IL "DIVARIO TRA LE CLASSI SOCIALI"

 

di Sergio Zazzera

 

 

Mai come a Napoli si è fatto registrare in maniera tanto marcata un conflitto tra quelle che si continua a chiamare “classi sociali”. Soprattutto negli ultimi tempi, poi, la sua estensione alle generazioni più giovani è dilagata a macchia d’olio: aggressioni, agguati, risse con ferimenti, costituiscono il pane quotidiano per i cronisti di “cittadina”.
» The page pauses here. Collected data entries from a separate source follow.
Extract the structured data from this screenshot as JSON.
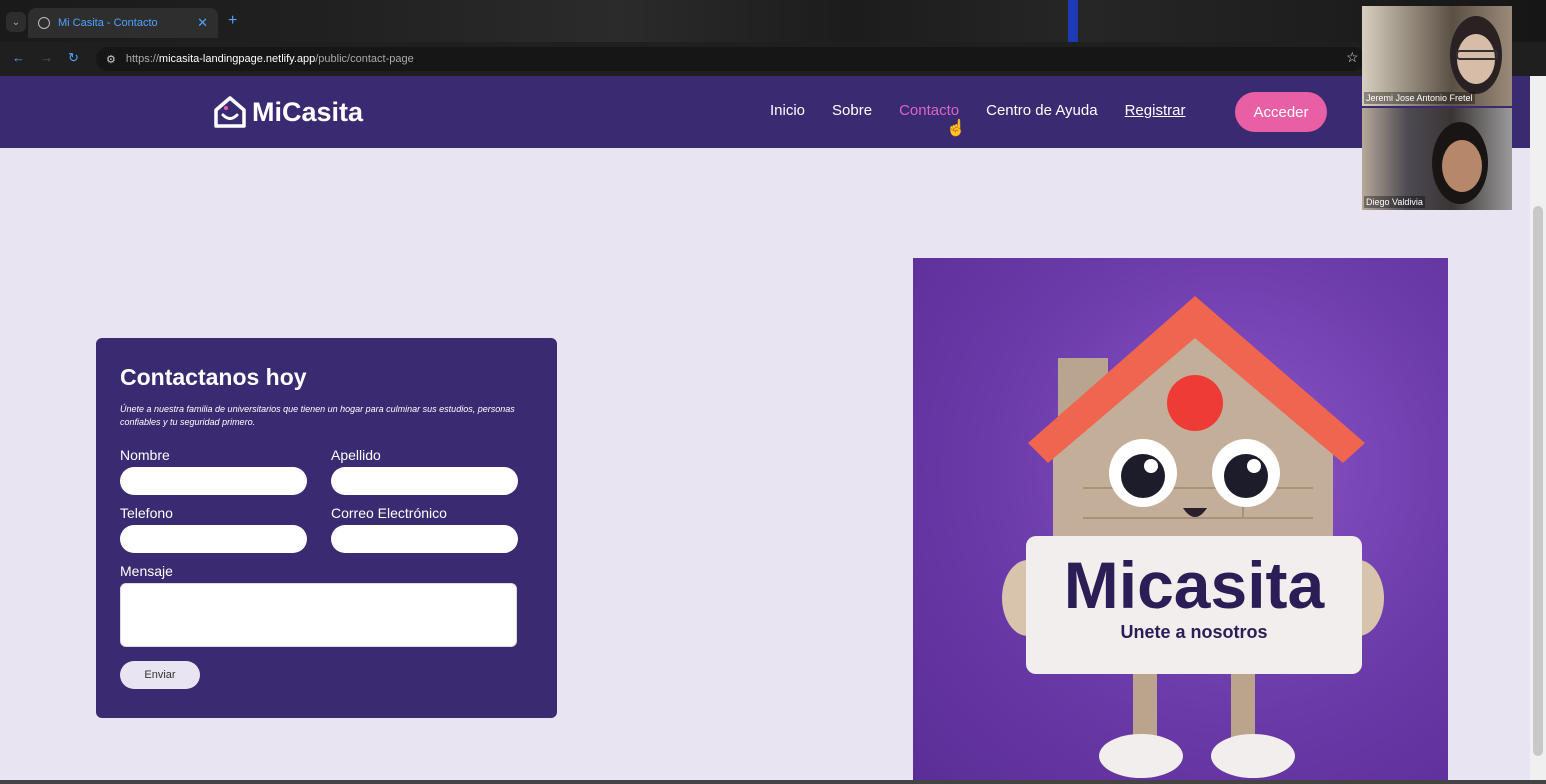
{
  "browser": {
    "tab_title": "Mi Casita - Contacto",
    "url_prefix": "https://",
    "url_host": "micasita-landingpage.netlify.app",
    "url_path": "/public/contact-page"
  },
  "navbar": {
    "logo_text": "MiCasita",
    "links": [
      "Inicio",
      "Sobre",
      "Contacto",
      "Centro de Ayuda",
      "Registrar"
    ],
    "cta_label": "Acceder"
  },
  "form": {
    "title": "Contactanos hoy",
    "description": "Únete a nuestra familia de universitarios que tienen un hogar para culminar sus estudios, personas confiables y tu seguridad primero.",
    "fields": {
      "nombre": "Nombre",
      "apellido": "Apellido",
      "telefono": "Telefono",
      "correo": "Correo Electrónico",
      "mensaje": "Mensaje"
    },
    "submit_label": "Enviar"
  },
  "hero": {
    "sign_title": "Micasita",
    "sign_subtitle": "Unete a nosotros"
  },
  "video_call": {
    "participants": [
      "Jeremi Jose Antonio Fretel",
      "Diego Valdivia"
    ]
  },
  "colors": {
    "brand_purple": "#3a2a72",
    "accent_pink": "#e85fa6",
    "active_link": "#d867c6",
    "page_bg": "#e8e4f2"
  },
  "icons": [
    "tab-menu-icon",
    "globe-icon",
    "close-icon",
    "plus-icon",
    "back-icon",
    "forward-icon",
    "reload-icon",
    "tune-icon",
    "star-icon",
    "house-logo-icon",
    "pointer-cursor-icon"
  ]
}
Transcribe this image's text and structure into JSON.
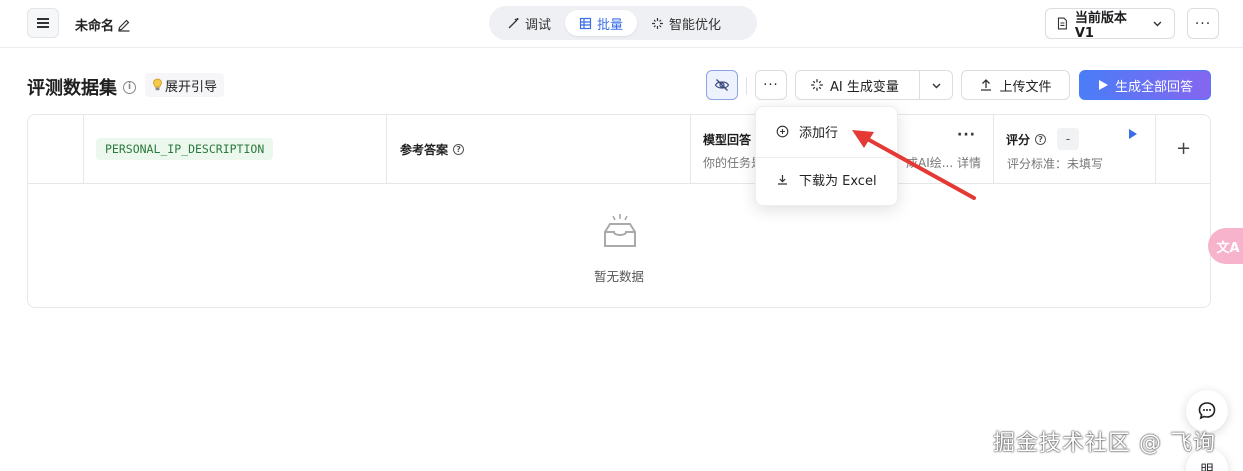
{
  "header": {
    "title": "未命名",
    "modes": [
      {
        "label": "调试"
      },
      {
        "label": "批量",
        "active": true
      },
      {
        "label": "智能优化"
      }
    ],
    "version_label": "当前版本V1",
    "more_label": "···"
  },
  "section": {
    "title": "评测数据集",
    "guide_label": "展开引导"
  },
  "toolbar": {
    "more_label": "···",
    "ai_generate_label": "AI 生成变量",
    "upload_label": "上传文件",
    "generate_all_label": "生成全部回答"
  },
  "table": {
    "columns": [
      {
        "variable": "PERSONAL_IP_DESCRIPTION"
      },
      {
        "label": "参考答案"
      },
      {
        "label": "模型回答",
        "subtitle": "你的任务是",
        "desc": "成AI绘... 详情"
      },
      {
        "label": "评分",
        "score": "-",
        "subtitle": "评分标准：未填写"
      }
    ],
    "add_column_label": "+",
    "empty_text": "暂无数据"
  },
  "dropdown": {
    "items": [
      {
        "label": "添加行",
        "icon": "plus-circle-icon"
      },
      {
        "label": "下载为 Excel",
        "icon": "download-icon"
      }
    ]
  },
  "floating": {
    "translate_label": "文A",
    "extra_label": "明"
  },
  "watermark": "掘金技术社区 @ 飞询",
  "colors": {
    "accent": "#3a6ee8",
    "variable_chip_bg": "#ecf7ee",
    "variable_chip_text": "#2b7a3d",
    "arrow": "#e53935",
    "primary_gradient_start": "#4a7df7",
    "primary_gradient_end": "#8566f0"
  }
}
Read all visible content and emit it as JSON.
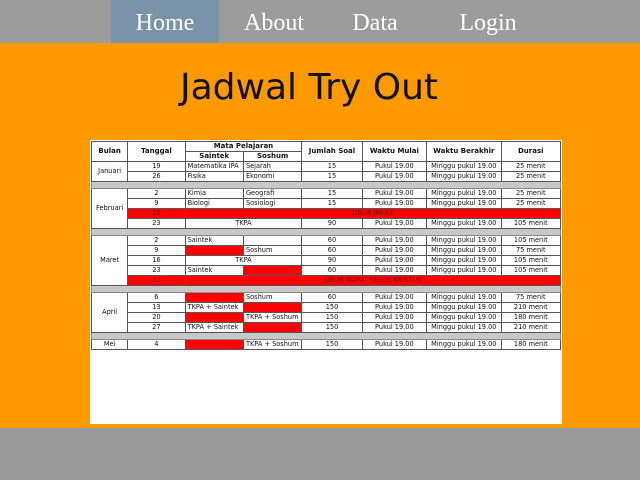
{
  "nav": {
    "home": "Home",
    "about": "About",
    "data": "Data",
    "login": "Login"
  },
  "page_title": "Jadwal Try Out",
  "table": {
    "headers": {
      "bulan": "Bulan",
      "tanggal": "Tanggal",
      "mapel": "Mata Pelajaran",
      "saintek": "Saintek",
      "soshum": "Soshum",
      "jumlah_soal": "Jumlah Soal",
      "waktu_mulai": "Waktu Mulai",
      "waktu_berakhir": "Waktu Berakhir",
      "durasi": "Durasi"
    },
    "months": {
      "januari": "Januari",
      "februari": "Februari",
      "maret": "Maret",
      "april": "April",
      "mei": "Mei"
    },
    "rows": [
      {
        "tanggal": "19",
        "saintek": "Matematika IPA",
        "soshum": "Sejarah",
        "soal": "15",
        "mulai": "Pukul 19.00",
        "berakhir": "Minggu pukul 19.00",
        "durasi": "25 menit"
      },
      {
        "tanggal": "26",
        "saintek": "Fisika",
        "soshum": "Ekonomi",
        "soal": "15",
        "mulai": "Pukul 19.00",
        "berakhir": "Minggu pukul 19.00",
        "durasi": "25 menit"
      },
      {
        "tanggal": "2",
        "saintek": "Kimia",
        "soshum": "Geografi",
        "soal": "15",
        "mulai": "Pukul 19.00",
        "berakhir": "Minggu pukul 19.00",
        "durasi": "25 menit"
      },
      {
        "tanggal": "9",
        "saintek": "Biologi",
        "soshum": "Sosiologi",
        "soal": "15",
        "mulai": "Pukul 19.00",
        "berakhir": "Minggu pukul 19.00",
        "durasi": "25 menit"
      },
      {
        "tanggal": "16",
        "note": "LIBUR IMLEK"
      },
      {
        "tanggal": "23",
        "combined": "TKPA",
        "soal": "90",
        "mulai": "Pukul 19.00",
        "berakhir": "Minggu pukul 19.00",
        "durasi": "105 menit"
      },
      {
        "tanggal": "2",
        "saintek": "Saintek",
        "soshum": "",
        "soal": "60",
        "mulai": "Pukul 19.00",
        "berakhir": "Minggu pukul 19.00",
        "durasi": "105 menit"
      },
      {
        "tanggal": "9",
        "saintek": "",
        "soshum": "Soshum",
        "soal": "60",
        "mulai": "Pukul 19.00",
        "berakhir": "Minggu pukul 19.00",
        "durasi": "75 menit"
      },
      {
        "tanggal": "16",
        "combined": "TKPA",
        "soal": "90",
        "mulai": "Pukul 19.00",
        "berakhir": "Minggu pukul 19.00",
        "durasi": "105 menit"
      },
      {
        "tanggal": "23",
        "saintek": "Saintek",
        "soshum": "",
        "soal": "60",
        "mulai": "Pukul 19.00",
        "berakhir": "Minggu pukul 19.00",
        "durasi": "105 menit"
      },
      {
        "tanggal": "30",
        "note": "LIBUR WAFAT YESUS KRISTUS"
      },
      {
        "tanggal": "6",
        "saintek": "",
        "soshum": "Soshum",
        "soal": "60",
        "mulai": "Pukul 19.00",
        "berakhir": "Minggu pukul 19.00",
        "durasi": "75 menit"
      },
      {
        "tanggal": "13",
        "saintek": "TKPA + Saintek",
        "soshum": "",
        "soal": "150",
        "mulai": "Pukul 19.00",
        "berakhir": "Minggu pukul 19.00",
        "durasi": "210 menit"
      },
      {
        "tanggal": "20",
        "saintek": "",
        "soshum": "TKPA + Soshum",
        "soal": "150",
        "mulai": "Pukul 19.00",
        "berakhir": "Minggu pukul 19.00",
        "durasi": "180 menit"
      },
      {
        "tanggal": "27",
        "saintek": "TKPA + Saintek",
        "soshum": "",
        "soal": "150",
        "mulai": "Pukul 19.00",
        "berakhir": "Minggu pukul 19.00",
        "durasi": "210 menit"
      },
      {
        "tanggal": "4",
        "saintek": "",
        "soshum": "TKPA + Soshum",
        "soal": "150",
        "mulai": "Pukul 19.00",
        "berakhir": "Minggu pukul 19.00",
        "durasi": "180 menit"
      }
    ]
  },
  "colors": {
    "nav_bg": "#9c9c9c",
    "nav_active": "#7b93a8",
    "main_bg": "#ff9900",
    "highlight_red": "#ff0000",
    "separator": "#c8c8c8"
  }
}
Proprio traendo lo spunto da questi ultimi episodi, ma generalizzando il riferimento, di recente qualcuno ha voluto ricondurre l’origine di tale divario agli avvenimenti del 1799; ed è proprio questo il mito, dal momento che credo che tale origine debba essere retrodatata di un buon secolo e mezzo.


Che Vincenzo Cuoco medesimo avesse colto, all’esito del fallimento della breve stagione repubblicana di Napoli, l’errore di non avere coinvolto nella rivoluzione il popolo, è cosa fin troppo nota. Non dev’essere trascurato, però, il fatto che, già nel 1647 – vale a dire, ai tempi di Masaniello –, la “respublica dei togati”, cui avevano dato vita Giulio Genoino e il suo entourage, aveva strumentalizzato il ceto popolare, attraverso la sua “punta di diamante”, costituita da Tommaso Aniello d’Amalfi, del quale essa si era servita come longa manus, scaricandolo appena le cose si misero in un certo modo.

Mi sembra, dunque, che fin da quel più remoto momento il popolo napoletano (quello vascio) ne abbia avuto ben donde, per assumere certi atteggiamenti; i quali, tuttavia, rimangono in ogni caso assolutamente ingiustificabili.